こんにちは。25新卒エンジニアの緑川です。

この記事では、私が社内でのルーティンを自動化しようとして、うまくいったりいかなかったことについて紹介します。

目的

セーフィーの開発本部では、メンバーの勤務状況を把握するため、毎日仕事の開始時と終了時に「始業」「終業」のスタンプをSlackチャンネルへ送信するルールがあります。

さらに、我々新卒エンジニアは研修期間中、その日やったことについてまとめた日報をNotionに書き、報告に添付することになっています。

こんな感じ

こんな感じ

この投稿をするためには、

  1. 日報のURLをコピーする
  2. Slackに、:syugyo:と打ち込む
  3. 改行して、日報 と打ち込む
  4. 日報の部分を選択
  5. URLをペースト

という、たいしたことはないものの毎日だと微妙に面倒くさい作業を要していました。

この日報報告の投稿を、たとえば、ボタンを一つ押すだけでできたら楽じゃないかと考えました。

先輩に倣う

そんなことを1年先輩のトレーナーに相談すると、まさに同じことを去年やったと教えていただきました。やり方は以下の通りです。

  • GASのウェブアプリを作り、クエリパラメータつきのGETリクエストを送るとその内容がJSONでSlackに送られるようにする
  • Notionの日報テンプレートに、クエリパラメータとして記事のIDと作成者を埋め込んだリンクを自動で作成する関数を置く
  • 関数で生成されたリンクをクリックするとブラウザからGASにリクエストが飛び、それをもとにSlackに情報が送信される
  • Slackで、

      {名前}
      :syugyo:
      日報
    

    という投稿を行う

sequenceDiagram
    ユーザー ->> Notion: 記事上の通知リンクをクリック
    Notion ->> GAS: クエリパラメータ(記事URLなど)を埋め込んだURLで遷移
    Note over GAS: クエリパラメータからSlack向けJSONを作成
    GAS ->> Slack ワークフロー: JSONを含んだPOSTリクエストを送信
    Slack ワークフロー ->> 出退勤連絡チャンネル: 記事リンク付き終業報告を送信

これを拝借(コピペ)すれば目的達成!ですが、それだけだと面白くないので、何かアップデートを加えたいものです。このやり方では、NotionとSlackの仲介役としてGASが使われています。このGASをなくし、SlackとNotionで直接通信することはできないか?と考えました。

Notionボタン

Notionでは、ボタンというオブジェクトが使えます。

ボタンが押されると指定した処理が実行可能という便利な機能ですが、その中にWebhook送信というものがあります。これは、POSTリクエストで指定URLにJSONを送信するというシンプルな動作をします。ここから作成者と記事のIDを送信するように設定することができれば、Slackを直接操作できそうです。

Slackワークフロー

ここでSlack側の機能について説明します。今回終業報告の自動投稿に使ったのは、Slackワークフローです。これは特定のイベントが起きたときに設定した処理を実行できるという機能です。よって、Webhookを受信したときに、そこに含まれた情報を埋め込んだ投稿を指定チャンネルに送信するように設定します。

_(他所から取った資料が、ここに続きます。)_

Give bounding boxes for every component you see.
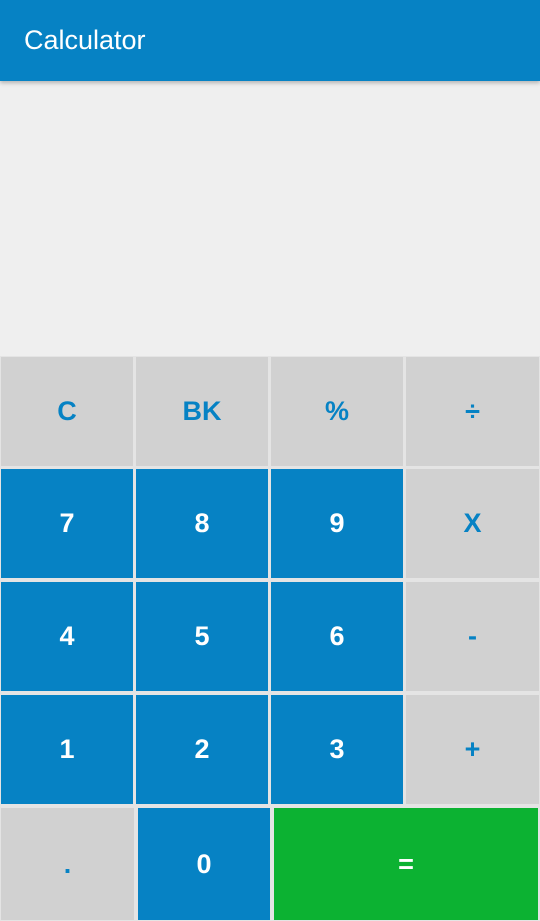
calculator-display <box>0 81 540 356</box>
digit-4-button[interactable]: 4 <box>1 582 133 691</box>
clear-button[interactable]: C <box>1 357 133 466</box>
backspace-button[interactable]: BK <box>136 357 268 466</box>
multiply-button[interactable]: X <box>406 469 539 578</box>
app-bar: Calculator <box>0 0 540 81</box>
digit-1-button[interactable]: 1 <box>1 695 133 804</box>
digit-3-button[interactable]: 3 <box>271 695 403 804</box>
digit-2-button[interactable]: 2 <box>136 695 268 804</box>
digit-9-button[interactable]: 9 <box>271 469 403 578</box>
digit-6-button[interactable]: 6 <box>271 582 403 691</box>
keypad: C BK % ÷ 7 8 9 X 4 5 6 - 1 2 3 + . 0 = <box>0 356 540 921</box>
divide-button[interactable]: ÷ <box>406 357 539 466</box>
subtract-button[interactable]: - <box>406 582 539 691</box>
digit-5-button[interactable]: 5 <box>136 582 268 691</box>
digit-7-button[interactable]: 7 <box>1 469 133 578</box>
digit-8-button[interactable]: 8 <box>136 469 268 578</box>
equals-button[interactable]: = <box>274 808 538 920</box>
app-title: Calculator <box>24 25 146 55</box>
decimal-button[interactable]: . <box>1 808 134 920</box>
percent-button[interactable]: % <box>271 357 403 466</box>
digit-0-button[interactable]: 0 <box>138 808 270 920</box>
add-button[interactable]: + <box>406 695 539 804</box>
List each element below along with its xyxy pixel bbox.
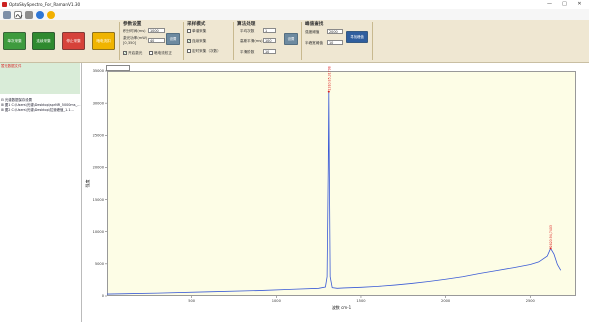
divider xyxy=(233,22,234,60)
dark-correct-label: 暗电流校正 xyxy=(154,51,172,55)
peak-annotation: 2620.94,7403 xyxy=(549,225,553,247)
info-icon[interactable] xyxy=(36,10,44,19)
minimize-button[interactable]: — xyxy=(542,0,557,9)
wave-icon[interactable] xyxy=(14,10,23,19)
y-tick-label: 10000 xyxy=(93,230,105,234)
spectrum-chart[interactable]: 0 5000 10000 15000 20000 25000 30000 35000 500 10… xyxy=(82,63,589,322)
chart-area: 0 5000 10000 15000 20000 25000 30000 35000 500 10… xyxy=(82,63,589,322)
y-tick-label: 30000 xyxy=(93,101,105,105)
find-peak-button[interactable]: 寻找峰值 xyxy=(346,31,368,43)
y-tick-label: 25000 xyxy=(93,133,105,137)
params-group-title: 参数设置 xyxy=(123,22,142,27)
mode-timed-label: 定时采集（次数） xyxy=(192,49,221,53)
status-text: 暂无数据文件 xyxy=(1,64,22,68)
order-label: 平滑阶数 xyxy=(240,50,255,54)
peak-width-label: 半峰宽阈值 xyxy=(305,41,323,45)
x-tick-label: 500 xyxy=(188,299,196,303)
mode-continuous-label: 连续采集 xyxy=(192,39,207,43)
single-acquire-button[interactable]: 单次采集 xyxy=(3,32,26,50)
divider xyxy=(372,22,373,60)
x-tick-label: 2000 xyxy=(441,299,451,303)
laser-power-input[interactable]: 40 xyxy=(148,38,165,43)
mode-single-label: 单谱采集 xyxy=(192,29,207,33)
mode-single-checkbox[interactable] xyxy=(187,29,191,33)
peak-width-input[interactable]: 10 xyxy=(327,40,343,45)
save-icon[interactable] xyxy=(25,10,33,19)
app-logo-icon xyxy=(2,2,7,7)
mode-continuous-checkbox[interactable]: ✓ xyxy=(187,39,191,43)
spectrum-line xyxy=(106,91,562,295)
close-button[interactable]: ✕ xyxy=(572,0,587,9)
peak-group-title: 峰值查找 xyxy=(305,22,324,27)
y-tick-label: 15000 xyxy=(93,198,105,202)
mode-group-title: 采样模式 xyxy=(187,22,206,27)
processing-group-title: 算法处理 xyxy=(237,22,256,27)
processing-set-button[interactable]: 设置 xyxy=(284,33,298,45)
peak-annotation: 1310.85,31798 xyxy=(327,66,331,90)
continuous-acquire-button[interactable]: 连续采集 xyxy=(32,32,55,50)
order-input[interactable]: 10 xyxy=(263,49,276,54)
laser-on-checkbox[interactable]: ✓ xyxy=(123,51,127,55)
divider xyxy=(119,22,120,60)
y-axis-label: 强度 xyxy=(84,180,90,188)
stop-acquire-button[interactable]: 停止采集 xyxy=(62,32,85,50)
status-box: 暂无数据文件 xyxy=(0,63,80,94)
x-tick-label: 1500 xyxy=(356,299,366,303)
params-set-button[interactable]: 设置 xyxy=(166,33,180,45)
maximize-button[interactable]: □ xyxy=(557,0,572,9)
left-panel: 暂无数据文件 ⊟ 光谱数据保存设置 ⊞ 图1 C:\Users\光谱\Deskt… xyxy=(0,63,82,322)
window-title: OptoSkySpectro_For_RamanV1.30 xyxy=(9,2,81,7)
dark-current-button[interactable]: 暗电流扣 xyxy=(92,32,115,50)
file-tree: ⊟ 光谱数据保存设置 ⊞ 图1 C:\Users\光谱\Desktop\sprN… xyxy=(1,98,81,113)
integration-input[interactable]: 1000 xyxy=(148,28,165,33)
undo-icon[interactable] xyxy=(47,10,55,19)
x-tick-label: 1000 xyxy=(272,299,282,303)
avg-count-label: 平均次数 xyxy=(240,29,255,33)
y-tick-label: 0 xyxy=(102,294,105,298)
laser-range-label: [0,350] xyxy=(123,41,137,45)
peak-threshold-label: 强度阈值 xyxy=(305,30,320,34)
tree-file-item[interactable]: ⊞ 图2 C:\Users\光谱\Desktop\拉曼峰值_1.1… xyxy=(1,108,81,113)
x-tick-label: 2500 xyxy=(526,299,536,303)
open-icon[interactable] xyxy=(3,10,11,19)
x-axis-label: 波数 cm-1 xyxy=(332,304,352,310)
dark-correct-checkbox[interactable] xyxy=(149,51,153,55)
y-tick-label: 5000 xyxy=(95,262,105,266)
integration-label: 积分时间(ms) xyxy=(123,29,146,33)
smooth-label: 高斯平滑(ms) xyxy=(240,39,263,43)
ribbon: 单次采集 连续采集 停止采集 暗电流扣 参数设置 积分时间(ms) 1000 激… xyxy=(0,20,589,63)
y-tick-label: 20000 xyxy=(93,166,105,170)
avg-count-input[interactable]: 1 xyxy=(263,28,276,33)
divider xyxy=(183,22,184,60)
laser-on-label: 开启激光 xyxy=(128,51,143,55)
divider xyxy=(301,22,302,60)
mode-timed-checkbox[interactable] xyxy=(187,49,191,53)
smooth-input[interactable]: 100 xyxy=(263,38,276,43)
y-tick-label: 35000 xyxy=(93,69,105,73)
peak-threshold-input[interactable]: 2000 xyxy=(327,29,343,34)
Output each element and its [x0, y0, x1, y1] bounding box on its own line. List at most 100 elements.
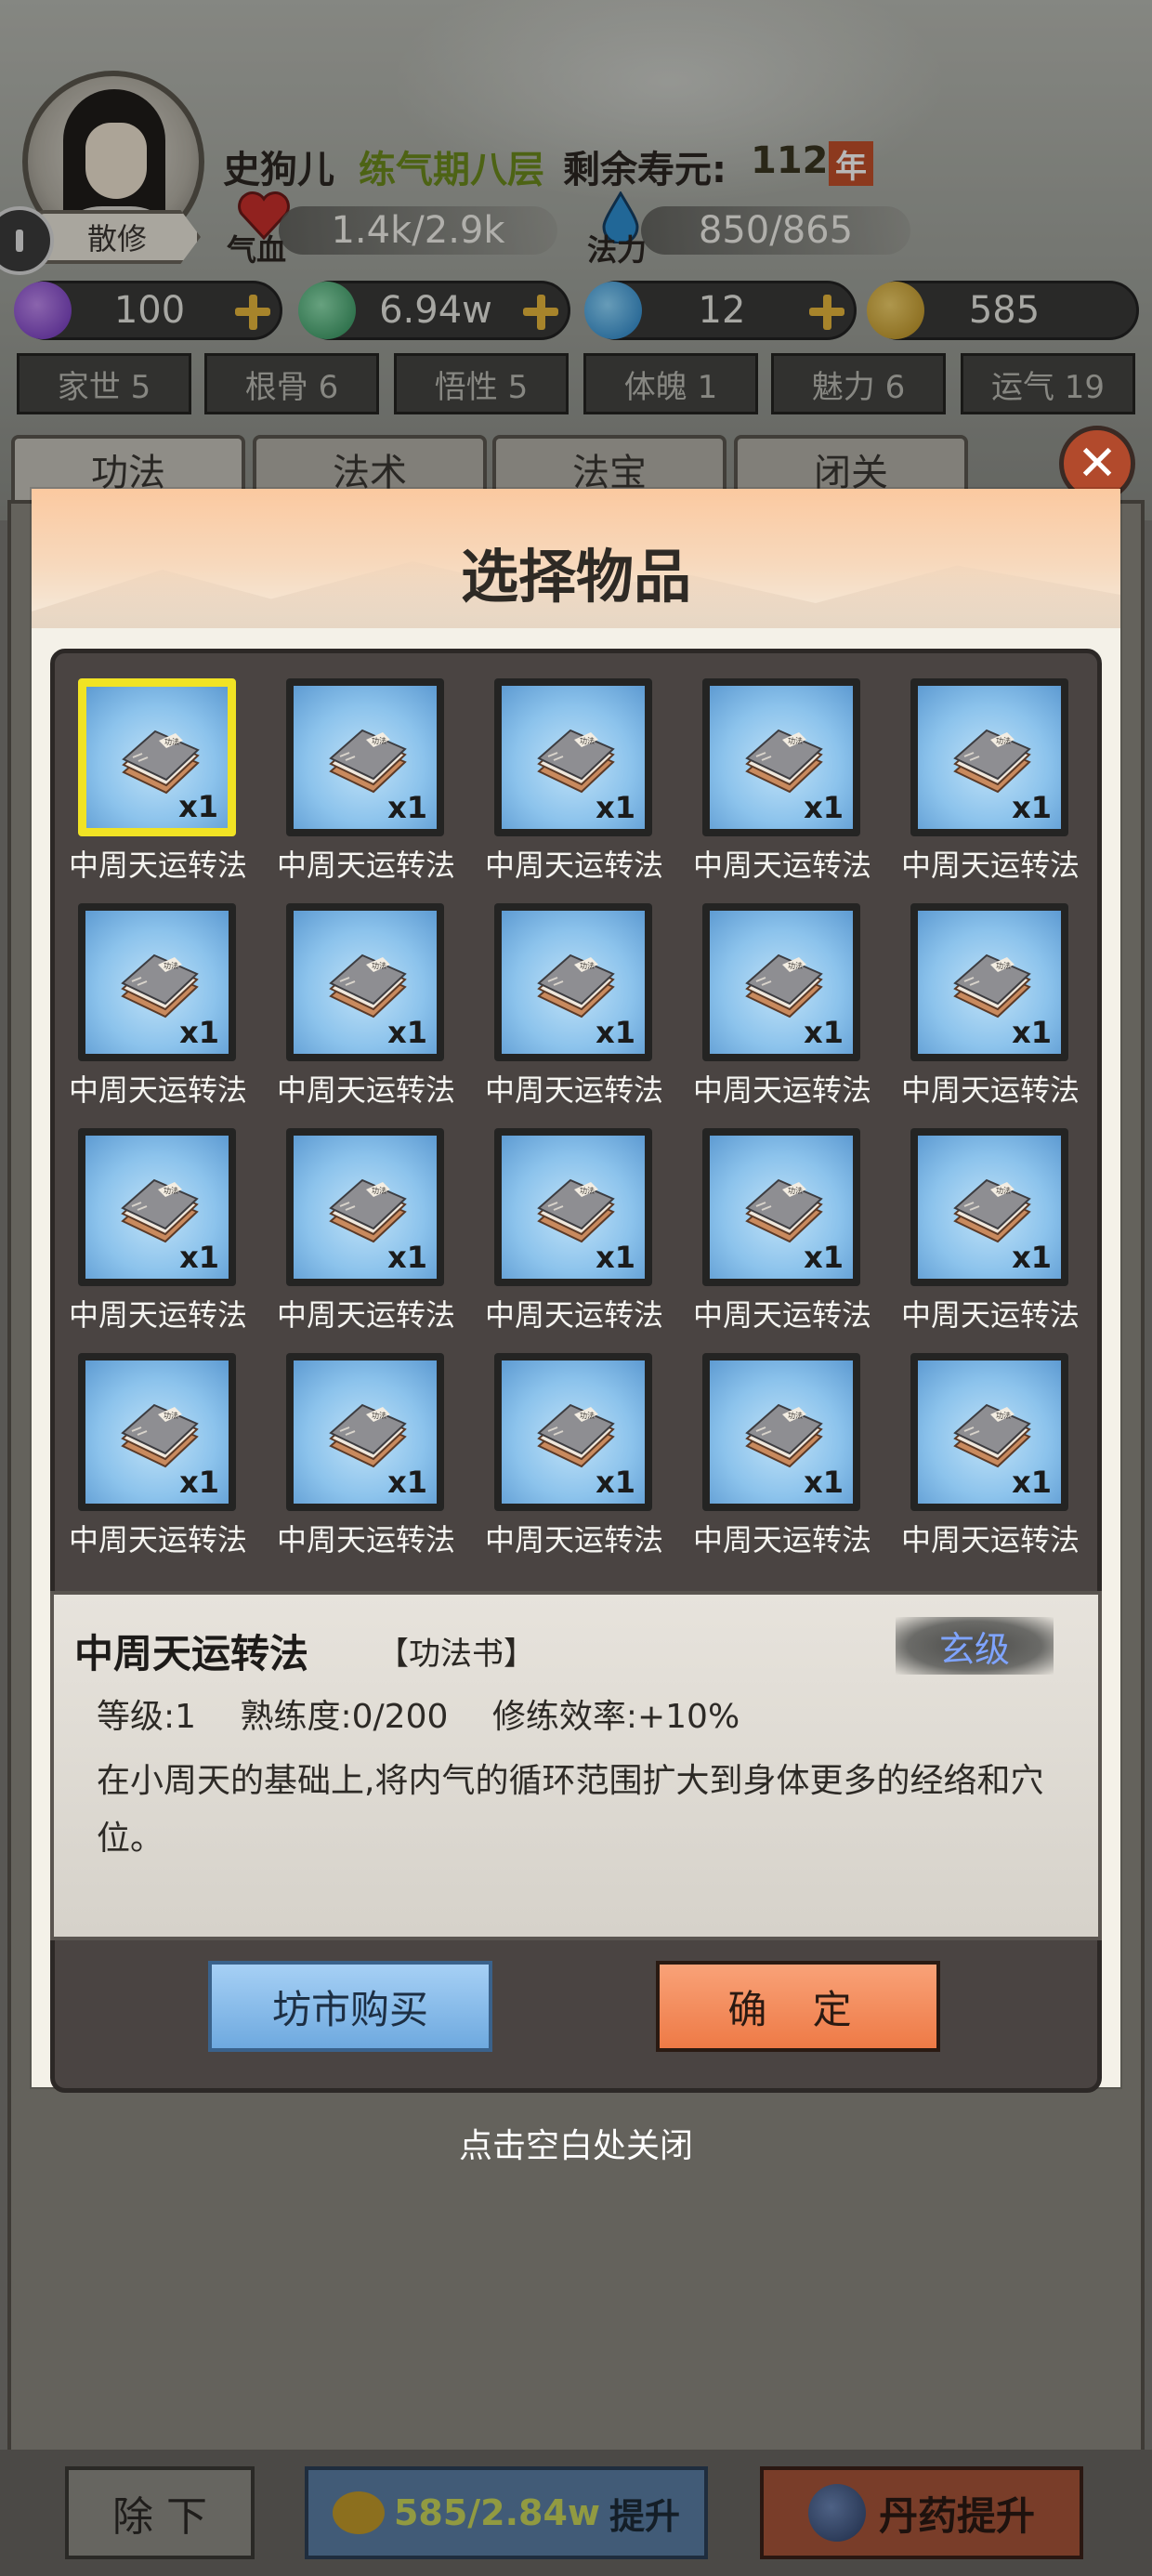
detail-efficiency: 修练效率:+10% [491, 1698, 740, 1736]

今回は、日報のURLを特定するのに必要な記事のID(notion_id)と書いた人の名前(name)を受け取るように設定し、それをメッセージに埋め込むことにします。

手順は以下の通りです。

  1. Slack左下の「その他」から、「自動化」を選択
  2. 右上の「+新しいワークフロー」を押す
  3. ワークフローの開始条件を「Webhook を使って開始する」 受け取る変数として、notion_idとnameを設定

  1. 指定チャンネルに受け取った情報を埋め込んだメッセージを送信するように指定

  1. ワークフローのURLをコピーしておく

NotionボタンからSlackへwebhook送信

いよいよNotionボタンからSlackへのWebhook送信を試してみます。

まず、日報の記事テンプレートの中にボタンを作成し、日報の記事には自動でボタンが準備されるようにします。そして、以下のようにWebhookの設定を行います。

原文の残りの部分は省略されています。